Thanks sereh. I personally think my ex mil dog should have been put down but at the end of the day i couldn't do anything about it. All I could do was take steps as far as I could to stop it happening again. I know many dog owners are responsible but then there are many that are not unfortunately. I also think that some owners are blind when it comes to thier dogs

serah · 13/07/2005 15:14

I think you are absolutely right sheepgomeep. A lot of dog owners are blind to what can happen. I know that incidences such as you describe are all too common, and shame on those such as your ex mil who even knew about it!

triceratops · 13/07/2005 15:24

We had a dog who was lovely but snappy. He lives with my mother in law now as he is not safe around children. She has another dog who frequently takes bites out of men and has made my BIL and Grandfather in law end up in casualty having their wounds cleaned. The dogs have to stay in their pen when we visit.

I know lots of people who have been bitten by dogs when they were children and some of them have the scars to prove it. I love dogs myself but I don't romanticise them and I wouldn't trust them around a child unsupervised.

I think that this incident was a tragic accident but this doesn't mean that I think it couldn't have been prevented. I think that people who own these "dangerous" breeds of dog and have children need their heads examined.
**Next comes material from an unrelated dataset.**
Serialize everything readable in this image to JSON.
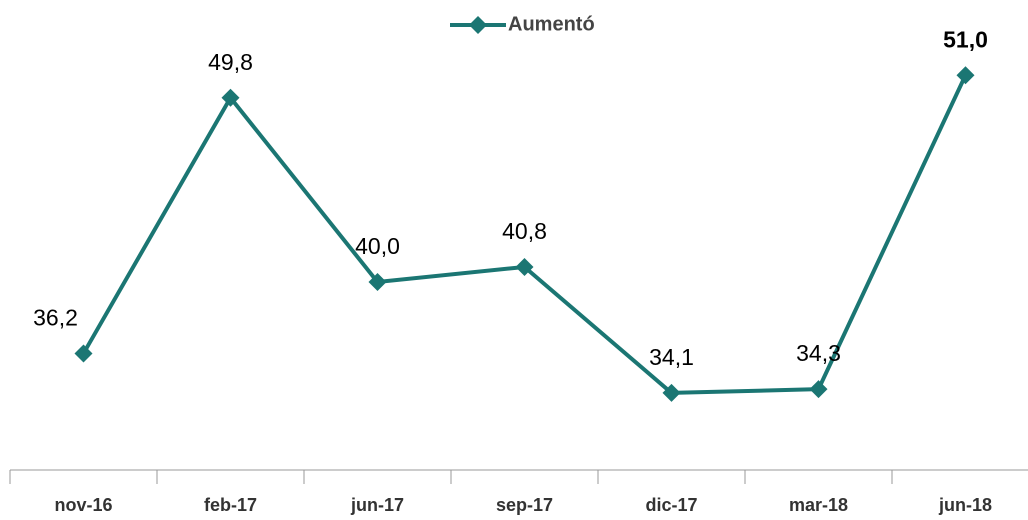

spidermama · 13/07/2005 16:22

Parents need to teach their children how to behave around all animals. They will come into contact with animals and the experience is usually enriching.

lilsmum · 13/07/2005 16:52

The 1 month old baby killed by the bull terrier story mentioned in the 2nd link is my friend the baby (her name was Ashleigh)was sat in a bouncy chair and the dog was calm and showed no sign of attack and quietly went up to the baby and put its jaws around the baby's head, and my friend and her mother could not get the dog off (tried everything)as its jaw had locked.

The baby died of blood loss, and the dog had penetrated the skull so in effect had no chance of survival.We do have a dog, but i am very wary.

sheepgomeep · 13/07/2005 17:08

Its all very well saying that parents need to teach thier children how to behave around animals but as lilsmum has just said this was a totally unprovoked attack on a baby.

my own son was just walking past my mil dog when it attacked, my son knows better than to tease a dog and it still attacked him.

Lilsmum am truly sorry for your friends loss. I can't even begin to imagine what she's going through .

Yes being around animals can be a rewarding experience for children but on the other hand it makes sense to be aware of the dangers too.